At the Mavericks game tonight, I realized as fact something I had thought since the American Airlines Center opened in downtown Dallas in 2001. Don't get me wrong, it's a beautiful arena. It's roomy, it's luxurious and it's comfortable. It's been a great home to the Mavericks and Stars (and even the Desperados). The arena's ability to generate a true homecourt advantage compared to its predecessor, however, is disgraceful.
The AAC was built after Reunion Arena was deemed outdated and inadequate for sporting events of the twenty-first century. It didn't have box suites. It didn't have luxury lounges. It had two levels filled with plastic seats. That's it. The newer AAC has all that and more. It's huge. Just looking around the building, you can tell its enormity. Everything is so spread out. And therein lies the problem.
Here is the seating chart of Reunion Arena compared to that of the American Airlines Center. You can just tell by the different levels and spacing in the AAC that it's more complex and spread out.
Reunion Arena seating chart
AAC seating chart
The problem with the Double-A-C is that because everyone is so spread out, the crowd is not as loud.

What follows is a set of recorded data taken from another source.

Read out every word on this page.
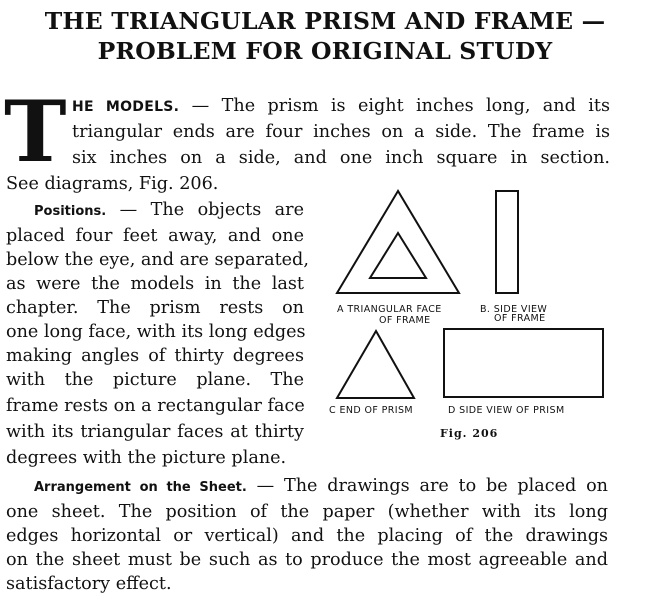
THE TRIANGULAR PRISM AND FRAME —
PROBLEM FOR ORIGINAL STUDY
T HE MODELS. — The prism is eight inches long, and its
triangular ends are four inches on a side. The frame is
six inches on a side, and one inch square in section.
See diagrams, Fig. 206.
Positions. — The objects are
placed four feet away, and one
below the eye, and are separated,
as were the models in the last
chapter. The prism rests on
one long face, with its long edges
making angles of thirty degrees
with the picture plane. The
frame rests on a rectangular face
with its triangular faces at thirty
degrees with the picture plane.
A TRIANGULAR FACE
OF FRAME
B. SIDE VIEW
OF FRAME
C END OF PRISM	D SIDE VIEW OF PRISM
Fig. 206
Arrangement on the Sheet. — The drawings are to be placed on
one sheet. The position of the paper (whether with its long
edges horizontal or vertical) and the placing of the drawings
on the sheet must be such as to produce the most agreeable and
satisfactory effect.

They've replaced the thousands of seats in Reunion Arena with 40 box suites in the AAC, and people in box suites don't cheer like people in regular seats.
Here's how people in these box suites view the idea of cheering during a game:
And you can clearly see the difference of just how closely packed to the court fans were at Reunion compared to a spread out American Airlines Center which isn't half as conducive to creating a truly effective home-court advantage.
Here's a shot of Reunion Arena. There are two levels of seats. No luxury boxes in between. Just places for the butts of every Dallas Mavericks and Dallas Stars fan. If you wanted to come watch your team gut it out that night, this was the place to be, and people loved it. The fans loved it.
Empty Reunion Arena
The American Airlines Center, however, is much more spread out, with more levels of luxury suites breaking up the stands. The upper deck is so far removed from the playing surface that any noise from the upper deck is negligible compared to this arena's predecessor just a few miles south on I-35.
Empty American Airlines Center
Now compare a full Reunion Arena with a packed house at the Double-A-C. The fans are so far removed from the action in the AAC that, quite frankly, the home court advantage is nothing compared to the "old days" at Reunion Arena.
Hockey at Reunion Arena
A full house at the AAC
As a sports fan, I go to the games to root on my team. With all these box suites and Platinum level seating, many people attend the games as an activity, as something to do. I don't mind that some people go to the games just as something to do and not to cheer for the team. I'm not asking for an arena full of die-hards, but I just want the home-court advantage to be the best for the team's sake.